Fue mucho más lejos con la larga secuencia de insultos, imputaciones y descalificaciones a su par (aunque él no lo considere así) Luis Inácio Lula da Silva y a un juez del máximo tribunal de Justicia de Brasil que generaron la peor crisis diplomática con el principal socio comercial del país y la llevaron al borde de la ruptura de relaciones. No faltó como recurso y excusa la recurrencia a la creación del enemigo externo con la acusación a la administración de Lula de haber financiado “una campaña antiargentina” durante y después del Mundial de Fútbol. Lo ocurrido con la ley de tierras demostró la ineficacia de la estrategia. La sociedad y la dirigencia política no libertaria parecieron advertir la disonancia cognitiva entre la retórica y la política pública.

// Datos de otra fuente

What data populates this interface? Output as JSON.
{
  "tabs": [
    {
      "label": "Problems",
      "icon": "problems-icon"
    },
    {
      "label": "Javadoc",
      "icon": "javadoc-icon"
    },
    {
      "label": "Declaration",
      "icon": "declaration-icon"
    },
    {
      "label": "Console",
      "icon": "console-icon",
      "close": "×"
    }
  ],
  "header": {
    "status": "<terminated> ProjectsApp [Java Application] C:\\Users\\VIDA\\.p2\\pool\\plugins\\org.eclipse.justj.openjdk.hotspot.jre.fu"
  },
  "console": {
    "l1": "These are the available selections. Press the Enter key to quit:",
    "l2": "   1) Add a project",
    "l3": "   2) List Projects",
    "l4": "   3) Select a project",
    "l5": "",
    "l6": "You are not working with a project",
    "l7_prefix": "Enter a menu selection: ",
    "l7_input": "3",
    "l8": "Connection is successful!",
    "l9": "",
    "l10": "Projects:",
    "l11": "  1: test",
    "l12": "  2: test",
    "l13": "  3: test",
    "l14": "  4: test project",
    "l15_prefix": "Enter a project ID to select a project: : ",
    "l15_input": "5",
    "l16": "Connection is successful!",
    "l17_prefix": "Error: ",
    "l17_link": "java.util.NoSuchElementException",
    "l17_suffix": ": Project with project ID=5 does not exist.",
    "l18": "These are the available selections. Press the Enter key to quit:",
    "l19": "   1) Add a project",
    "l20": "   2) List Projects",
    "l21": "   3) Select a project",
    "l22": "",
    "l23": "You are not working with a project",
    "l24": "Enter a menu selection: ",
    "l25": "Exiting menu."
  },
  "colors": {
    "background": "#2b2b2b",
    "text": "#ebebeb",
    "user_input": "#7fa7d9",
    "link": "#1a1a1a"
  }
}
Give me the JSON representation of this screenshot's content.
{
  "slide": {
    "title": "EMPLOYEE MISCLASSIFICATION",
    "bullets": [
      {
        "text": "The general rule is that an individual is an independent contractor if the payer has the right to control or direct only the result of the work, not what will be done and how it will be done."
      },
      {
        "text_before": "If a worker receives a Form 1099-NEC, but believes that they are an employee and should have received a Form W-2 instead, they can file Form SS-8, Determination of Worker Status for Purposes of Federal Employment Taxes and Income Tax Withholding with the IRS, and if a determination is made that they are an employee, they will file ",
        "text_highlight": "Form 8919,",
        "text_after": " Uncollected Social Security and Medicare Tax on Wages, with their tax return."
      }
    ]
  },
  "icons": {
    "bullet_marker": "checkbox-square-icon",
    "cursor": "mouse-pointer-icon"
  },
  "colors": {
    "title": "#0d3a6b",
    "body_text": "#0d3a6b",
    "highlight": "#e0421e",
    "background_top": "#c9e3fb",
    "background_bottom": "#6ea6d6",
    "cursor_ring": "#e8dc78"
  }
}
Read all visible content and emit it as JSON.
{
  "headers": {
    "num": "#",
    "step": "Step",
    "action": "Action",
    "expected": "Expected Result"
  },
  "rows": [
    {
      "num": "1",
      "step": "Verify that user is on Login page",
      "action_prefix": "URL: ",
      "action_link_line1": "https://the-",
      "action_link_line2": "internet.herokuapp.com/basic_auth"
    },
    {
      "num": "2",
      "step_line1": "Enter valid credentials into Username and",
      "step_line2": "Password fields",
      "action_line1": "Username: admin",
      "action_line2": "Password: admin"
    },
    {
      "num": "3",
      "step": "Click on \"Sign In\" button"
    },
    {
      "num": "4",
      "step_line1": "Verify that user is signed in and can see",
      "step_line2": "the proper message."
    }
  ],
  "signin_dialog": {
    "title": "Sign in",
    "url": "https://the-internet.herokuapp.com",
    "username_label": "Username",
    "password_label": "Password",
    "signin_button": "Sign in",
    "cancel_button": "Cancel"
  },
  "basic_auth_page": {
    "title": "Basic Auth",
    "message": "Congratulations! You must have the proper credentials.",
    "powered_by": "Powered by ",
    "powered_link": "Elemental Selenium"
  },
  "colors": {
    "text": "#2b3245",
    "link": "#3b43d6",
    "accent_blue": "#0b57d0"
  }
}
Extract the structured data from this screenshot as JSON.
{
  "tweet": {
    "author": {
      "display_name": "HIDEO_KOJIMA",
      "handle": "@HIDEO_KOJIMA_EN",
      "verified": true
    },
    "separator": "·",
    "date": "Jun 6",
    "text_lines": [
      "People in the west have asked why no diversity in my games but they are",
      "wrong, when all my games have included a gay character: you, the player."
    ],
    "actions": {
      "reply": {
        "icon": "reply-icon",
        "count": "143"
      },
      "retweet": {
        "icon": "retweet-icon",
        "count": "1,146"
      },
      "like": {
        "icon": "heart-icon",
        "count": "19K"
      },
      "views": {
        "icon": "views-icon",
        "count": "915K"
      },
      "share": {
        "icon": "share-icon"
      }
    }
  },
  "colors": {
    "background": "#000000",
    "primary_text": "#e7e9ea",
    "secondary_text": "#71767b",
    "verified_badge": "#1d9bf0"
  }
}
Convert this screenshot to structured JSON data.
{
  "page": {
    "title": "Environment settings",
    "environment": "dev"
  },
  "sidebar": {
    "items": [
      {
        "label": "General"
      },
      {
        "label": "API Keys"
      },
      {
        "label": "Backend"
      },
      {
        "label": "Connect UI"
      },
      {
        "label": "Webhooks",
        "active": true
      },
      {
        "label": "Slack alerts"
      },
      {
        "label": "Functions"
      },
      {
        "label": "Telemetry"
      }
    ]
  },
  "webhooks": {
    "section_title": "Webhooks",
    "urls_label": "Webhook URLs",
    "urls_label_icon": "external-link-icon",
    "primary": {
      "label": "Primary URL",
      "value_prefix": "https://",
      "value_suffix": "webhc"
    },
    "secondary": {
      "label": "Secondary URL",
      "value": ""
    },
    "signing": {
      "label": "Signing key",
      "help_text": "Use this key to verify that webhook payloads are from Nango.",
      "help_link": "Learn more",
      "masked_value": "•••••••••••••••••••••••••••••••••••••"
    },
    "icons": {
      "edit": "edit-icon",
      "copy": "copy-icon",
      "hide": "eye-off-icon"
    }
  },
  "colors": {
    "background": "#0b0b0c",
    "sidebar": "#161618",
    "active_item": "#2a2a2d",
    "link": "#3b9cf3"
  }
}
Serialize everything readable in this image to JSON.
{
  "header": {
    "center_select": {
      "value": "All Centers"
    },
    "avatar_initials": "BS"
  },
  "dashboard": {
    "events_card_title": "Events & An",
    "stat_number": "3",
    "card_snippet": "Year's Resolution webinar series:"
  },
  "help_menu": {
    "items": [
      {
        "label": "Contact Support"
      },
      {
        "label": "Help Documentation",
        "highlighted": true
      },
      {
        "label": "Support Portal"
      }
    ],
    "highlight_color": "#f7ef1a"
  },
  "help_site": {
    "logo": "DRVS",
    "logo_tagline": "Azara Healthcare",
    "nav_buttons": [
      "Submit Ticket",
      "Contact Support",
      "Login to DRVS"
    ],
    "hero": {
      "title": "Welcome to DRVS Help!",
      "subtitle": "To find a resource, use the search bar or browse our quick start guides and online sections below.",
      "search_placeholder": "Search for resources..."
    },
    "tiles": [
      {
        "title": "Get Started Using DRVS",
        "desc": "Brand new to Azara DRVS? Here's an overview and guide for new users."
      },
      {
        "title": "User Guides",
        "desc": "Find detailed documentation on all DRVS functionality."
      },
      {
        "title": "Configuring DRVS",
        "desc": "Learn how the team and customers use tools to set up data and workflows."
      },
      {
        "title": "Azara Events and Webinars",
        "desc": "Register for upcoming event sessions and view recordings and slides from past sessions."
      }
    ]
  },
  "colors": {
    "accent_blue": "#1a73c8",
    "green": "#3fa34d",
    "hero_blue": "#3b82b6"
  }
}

Otro tanto, podría ocurrir con el intento de apropiación por parte de Milei y Quirno de la visita papal al país, que podría convertirse en un búmeran. La mayoría de las expresiones de León XIV, así como las de los jerarcas de la iglesia argentina en cuestiones político-económicas, no pueden estar más desalineadas de la narrativa y la práctica mileísta.
La homilía del arzobispo porteño, Jorge Ignacio García Cuerva, en la conmemoración de San Cayetano no solo no ahorró señalamientos sobre el impacto negativo en la sociedad de ciertas políticas del Gobierno sino que hizo un expreso llamamiento a no callar los cuestionamientos.
Octubre y noviembre prometen ser meses muy interesantes por la influencia que tendrán los asuntos exteriores en el país. La elección presidencial en Brasil y los comicios legislativos que podrían cambiar la composición del Congreso en Estados Unidos precederán a la visita de León XIV. Texto y contexto.
Mientras tanto, Milei buscó el cobijo de la burbuja externa que proveen los oropeles del ceremonial y protocolo de los gobiernos con los que se mantienen relaciones cordiales, potenciado en este caso por el sesgo ideológico regional de los anfitriones.
Su raid por los países andinos que estrenaron gobiernos de derecha afines, como Perú y Colombia, seguramente lo devolverá al país reconfortado y potenciado. Nada a lo que no hayan recurrido otros predecesores para aliviar parte de sus inviernos.
Raúl Alfonsín, Carlos Menem, Fernando de la Rúa, Néstor y Cristina Kirchner, Mauricio Macri y hasta el desvalido Alberto Fernández vivieron con frecuencia esa experiencia.
Sin embargo, ninguno de ellos se libró de las inclemencias de la realidad nacional. Por el contrario, la historia demuestra que el aislamiento interno y la burbuja externa suelen potenciar los rigores climáticos.